Kazakhs are a people classified as Turkic peoples, living mainly in Kazakhstan, but also in China, Uzbekistan, Russia, and Mongolia.

Depending on their former area of residence, tribal affiliation, kinship, and alliances formed, the Kazakhs are divided into the Zhuza: the Elder, Middle, and Younger Zuz. These, in turn, are divided into tribes and clans.

They are descendants of early Turkic peoples, and their culture has been influenced mainly by Mongolian, Persian, Russian, and Arabic cultures.

Their language (Kazakh) has characteristics of other Turkic languages, and the similarity is so great that Kazakhs, Uzbeks, Kyrgyz, Tatars, and Uighurs can communicate among themselves without hindrance.

Kazakhs only adopted Islam in the 16th century.

For a long time, it competed with Shamanism.

Kazakhs were once famous for hunting with falcons and for their extraordinary agility when riding horses.

Their ancestors were warriors, and their enormous barrows are scattered across the Kazakh steppes. The most famous necropolises are Begazy and Dandybay in the Sary-Arki steppes and Tegisken in the Aral Sea region.

From warriors, the Kazakhs evolved into a nation of freedom-loving nomads and farmers.

They had huge herds of fattening animals, abundant pastures, and fertile lands in the foothills and river valleys.

To the world's culture, the Kazakhs brought their achievements in economy and culture: the art of warfare, the mobile home yurt, saddle and stirrups for horses, carpet design, silver ornaments, melodious songs, and music reminiscent of the running of steppe horses.
The main component of the Kazakh diet is meat.

An old custom dictates that meat with bones, or meat and bones, be served to the table. In front of the feasting guests, it is divided by the host or the most distinguished guest. Delicacies are usually prepared from horse meat.

Kazakhs are very fond of dairy products, especially milk in various forms.

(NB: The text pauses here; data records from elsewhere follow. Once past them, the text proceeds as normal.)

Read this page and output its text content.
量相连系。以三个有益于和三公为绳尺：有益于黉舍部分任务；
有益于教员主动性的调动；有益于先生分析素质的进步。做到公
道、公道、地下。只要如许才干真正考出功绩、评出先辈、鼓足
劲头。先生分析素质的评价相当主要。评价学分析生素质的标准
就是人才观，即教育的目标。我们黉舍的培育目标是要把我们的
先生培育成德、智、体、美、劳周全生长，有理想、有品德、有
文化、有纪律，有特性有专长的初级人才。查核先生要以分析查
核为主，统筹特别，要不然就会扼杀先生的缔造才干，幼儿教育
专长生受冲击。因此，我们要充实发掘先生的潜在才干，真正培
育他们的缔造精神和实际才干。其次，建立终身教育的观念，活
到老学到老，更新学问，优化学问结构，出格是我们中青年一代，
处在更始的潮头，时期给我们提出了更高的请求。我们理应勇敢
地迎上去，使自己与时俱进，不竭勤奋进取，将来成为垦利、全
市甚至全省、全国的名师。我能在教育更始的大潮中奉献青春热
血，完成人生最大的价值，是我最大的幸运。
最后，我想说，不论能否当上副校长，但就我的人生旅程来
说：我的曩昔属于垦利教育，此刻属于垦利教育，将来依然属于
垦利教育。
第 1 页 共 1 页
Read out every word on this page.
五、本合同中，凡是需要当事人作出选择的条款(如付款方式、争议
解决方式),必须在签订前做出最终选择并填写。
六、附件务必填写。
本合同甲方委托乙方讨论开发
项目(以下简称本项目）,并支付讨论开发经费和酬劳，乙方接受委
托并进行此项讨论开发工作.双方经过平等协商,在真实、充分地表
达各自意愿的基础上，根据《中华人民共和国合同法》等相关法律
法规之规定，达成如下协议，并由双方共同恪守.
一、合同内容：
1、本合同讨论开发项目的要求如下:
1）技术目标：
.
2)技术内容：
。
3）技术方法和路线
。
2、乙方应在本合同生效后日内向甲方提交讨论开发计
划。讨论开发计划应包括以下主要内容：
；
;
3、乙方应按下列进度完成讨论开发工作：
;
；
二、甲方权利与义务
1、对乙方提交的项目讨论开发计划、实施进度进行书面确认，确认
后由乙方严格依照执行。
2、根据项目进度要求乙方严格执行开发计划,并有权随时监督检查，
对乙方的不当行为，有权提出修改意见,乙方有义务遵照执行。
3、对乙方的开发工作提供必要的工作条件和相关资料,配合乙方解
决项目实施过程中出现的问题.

Favorite dairy drinks include kumys (a drink made from fermented mare's milk), shubat (fermented camel milk), and ayran (a fermented milk drink).

Kazakhstan is the world's largest landlocked country.

This lack is compensated for by other bodies of water, such as the Caspian Lake, and the Aral Sea (unfortunately, as a result of the Soviet program to use the waters of Syr-Daria and Amu-Daria to irrigate huge cotton plantations, the body of water began to dry up and lost about 90% of its original surface area), the outletless Lake Balchash, which is half salty and half freshwater, Lake Kaindy created by an earthquake, hiding an underwater forest at the bottom, and others.

In the southeastern region of Kazakhstan, close to the Tenshan mountains, there is a canyon of the Shinar River, reminiscent of the Grand Canyon of Colorado.

The length of the canyon is about 150 km, and the height of the walls reaches 200 m.